The author does not wish to go into the details of neuroaesthetic principles but would simply like to highlight the brain areas that are implicated in aesthetic experience of visual art. In fact, technically, it is easier to map brain areas (by functional MRI technology) involved in art appreciation than locating areas concerned in artistic production - as artists cannot be asked to create art while lying inside a MRI gantry but a subject can surely look at and appreciate a piece of art projected before his eyes through a mirror system in the gantry.

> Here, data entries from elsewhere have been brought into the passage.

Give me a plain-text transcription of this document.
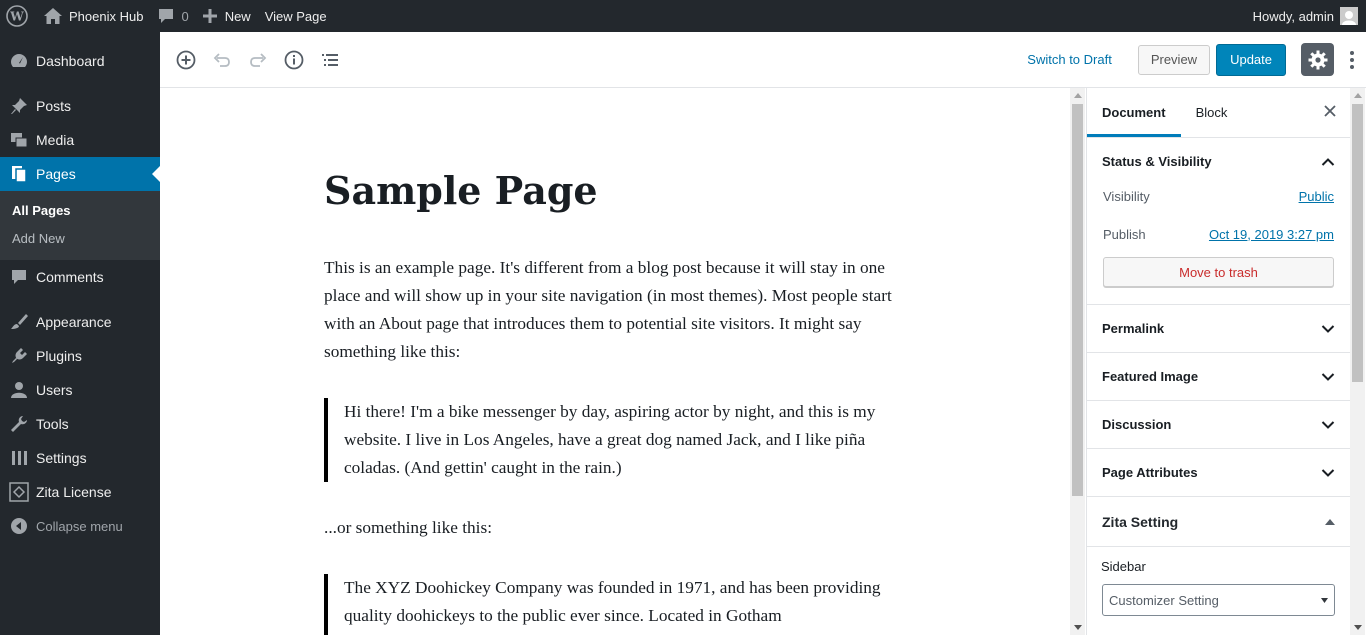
W	Phoenix Hub	0	New View Page	Howdy, admin
Dashboard
Posts
Media
Pages
All Pages
Add New
Comments
Appearance
Plugins
Users
Tools
Settings
Zita License
Collapse menu
Switch to Draft	Preview	Update
Sample Page

This is an example page. It's different from a blog post because it will stay in one place and will show up in your site navigation (in most themes). Most people start with an About page that introduces them to potential site visitors. It might say something like this:

Hi there! I'm a bike messenger by day, aspiring actor by night, and this is my website. I live in Los Angeles, have a great dog named Jack, and I like piña coladas. (And gettin' caught in the rain.)

...or something like this:

The XYZ Doohickey Company was founded in 1971, and has been providing quality doohickeys to the public ever since. Located in Gotham
Document	Block
Status & Visibility
Visibility	Public
Publish	Oct 19, 2019 3:27 pm
Move to trash
Permalink
Featured Image
Discussion
Page Attributes
Zita Setting
Sidebar
Customizer Setting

Chatterjee  suggested that the involvement of the visual brain region in processing aesthetic stimuli is the same as in the processing of any other kind of visual stimuli. What sets aesthetic preference apart from other cognitive processes involving visual stimuli is precisely the engagement of additional nonperceptual processes such as emotions and decision making. These nonperceptual processes ultimately evoke the feeling of appreciation (the "Ah" experience) or perhaps feeling of rejection in the mind of the viewer. Recent neuroimaging studies have revealed a basic picture of the neural correlates of these cognitive and affective processes. Affective processes involved in aesthetic appreciation seem to be mediated by the orbitofrontal (or ventromedial prefrontal - VMPFL) cortex,  caudate nucleus, anterior cingulated cortex and strengthening of early visual processes in the occipital cortex.  Recognition and meaning attribution in aesthetic appreciation seem to be related with activity in the temporal pole,  and decisions seemed to be mediated by the lateral prefrontal cortex (DLFPL) and the frontal pole. , The prefrontal lobe thus appears to be pivotal in art appreciation, just like as discussed before, in art production. Activity in the orbitofrontal or ventromedial prefrontal cortex was identified by Kawabata and Zeki  while participants decided (decision making function as mentioned earlier) about the beauty of diverse artistic visual stimuli. The fact that many studies have observed activity in this region in association with primary and abstract rewarding stimuli suggests that its role in aesthetic preference might be to represent the reward value of each visual stimulus. On the other hand, studies carried out by Cela-Conde et al.  and Jacobsen et al.  revealed that rating the beauty of visual art works and geometric designs engages the lateral prefrontal cortex (DLFPL).
| The Hypothesis: Neural Circuitry for Visual Artistic Appreciation|| |
The author would now proceed to hypothesize on the neural circuitry involved in artistic appreciation in a somewhat stepwise manner [Figure 3], although the author believes that the entire circuitry is activated simultaneously and not exactly in a stepwise manner (described here only to put a complex concept in a simple and easily understandable fashion).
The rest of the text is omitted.